Ah, but we all knew better. Not just the pig-headed police, or the unscrupulous red-tops, or the ignorant masses: there was hardly a soul in Britain who didn't think Stagg was a bit iffy. When he was acquitted, there were terrible lamentations - not because an innocent man had been vilified, but because police bungling had left him free to kill again.

Shortly after his acquittal, Stagg took to walking his dog in Richmond Park, where my father takes his daily constitutional. Whenever their paths crossed, Stagg would make a cap-doffing gesture at my father and say: "Morning, Squire."

The first time this happened it caused a sensation in our family. My father was chiefly excited that anyone, suspected sex murderer or no, should have called him Squire. But for my sister and me, it was the vicarious brush with evil that caused our eyes to pop: the very notion of our bookish, corduroy-clad father making contact with such a mythical ogre, and living to tell the tale. "Did you see Colin Stagg today?" we would clamour, wide-eyed and vibrating with fear, like Brownies trading ghost stories around the camp fire. "What did he look like? Was he sinister?"

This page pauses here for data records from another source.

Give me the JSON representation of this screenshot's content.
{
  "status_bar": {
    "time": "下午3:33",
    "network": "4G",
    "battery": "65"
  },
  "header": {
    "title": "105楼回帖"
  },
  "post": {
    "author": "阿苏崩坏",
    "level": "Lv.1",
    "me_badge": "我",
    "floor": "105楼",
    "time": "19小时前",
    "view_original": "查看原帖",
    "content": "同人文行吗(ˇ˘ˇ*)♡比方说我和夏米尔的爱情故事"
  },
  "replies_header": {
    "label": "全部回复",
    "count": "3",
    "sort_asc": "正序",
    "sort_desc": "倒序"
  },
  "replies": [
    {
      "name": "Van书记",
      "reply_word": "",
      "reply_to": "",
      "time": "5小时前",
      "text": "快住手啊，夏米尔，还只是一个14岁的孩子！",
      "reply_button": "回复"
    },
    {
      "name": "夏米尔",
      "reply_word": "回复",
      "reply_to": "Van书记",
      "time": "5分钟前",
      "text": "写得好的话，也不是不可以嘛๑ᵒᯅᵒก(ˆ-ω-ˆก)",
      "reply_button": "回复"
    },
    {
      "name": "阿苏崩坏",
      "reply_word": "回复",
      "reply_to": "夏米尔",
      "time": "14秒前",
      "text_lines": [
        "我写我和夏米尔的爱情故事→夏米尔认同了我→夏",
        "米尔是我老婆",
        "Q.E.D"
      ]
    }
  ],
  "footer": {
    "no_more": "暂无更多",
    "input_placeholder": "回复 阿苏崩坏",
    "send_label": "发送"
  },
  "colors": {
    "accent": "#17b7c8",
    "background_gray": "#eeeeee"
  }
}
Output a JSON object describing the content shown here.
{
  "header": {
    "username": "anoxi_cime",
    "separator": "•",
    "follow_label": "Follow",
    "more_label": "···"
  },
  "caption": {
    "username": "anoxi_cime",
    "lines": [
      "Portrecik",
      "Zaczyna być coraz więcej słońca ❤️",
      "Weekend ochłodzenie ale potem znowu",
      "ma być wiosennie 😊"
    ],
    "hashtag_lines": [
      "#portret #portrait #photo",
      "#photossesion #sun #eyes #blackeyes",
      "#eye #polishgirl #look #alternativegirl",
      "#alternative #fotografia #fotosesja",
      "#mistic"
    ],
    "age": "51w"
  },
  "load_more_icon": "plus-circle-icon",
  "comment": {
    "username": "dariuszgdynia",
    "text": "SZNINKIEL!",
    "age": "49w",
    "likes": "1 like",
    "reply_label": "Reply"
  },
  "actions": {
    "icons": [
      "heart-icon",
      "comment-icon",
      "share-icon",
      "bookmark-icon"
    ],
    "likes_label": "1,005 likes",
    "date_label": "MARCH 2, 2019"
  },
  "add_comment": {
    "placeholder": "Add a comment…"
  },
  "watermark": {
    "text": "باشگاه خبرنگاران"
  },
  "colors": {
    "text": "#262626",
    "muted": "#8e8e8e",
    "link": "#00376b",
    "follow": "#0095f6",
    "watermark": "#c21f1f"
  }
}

It shames me now to think how eagerly I assumed - almost willed - him to be guilty. But this is what we humans do: make psychological profiles based on instinct and prejudice. We rush to judgement, revel in it, refuse to relinquish it, even when the hard facts point elsewhere.

When Tony Blair says the law is not serving up the kind of justice that people want, he assumes this is a bad thing. But the people's justice is hasty, mean-spirited and based on vague feelings in the bones. We need the cold hand of the law to save us from ourselves. The statue of Justice outside the Old Bailey is blindfolded for a reason: because true justice is not swayed by appearances, let alone the colour of a man's walls.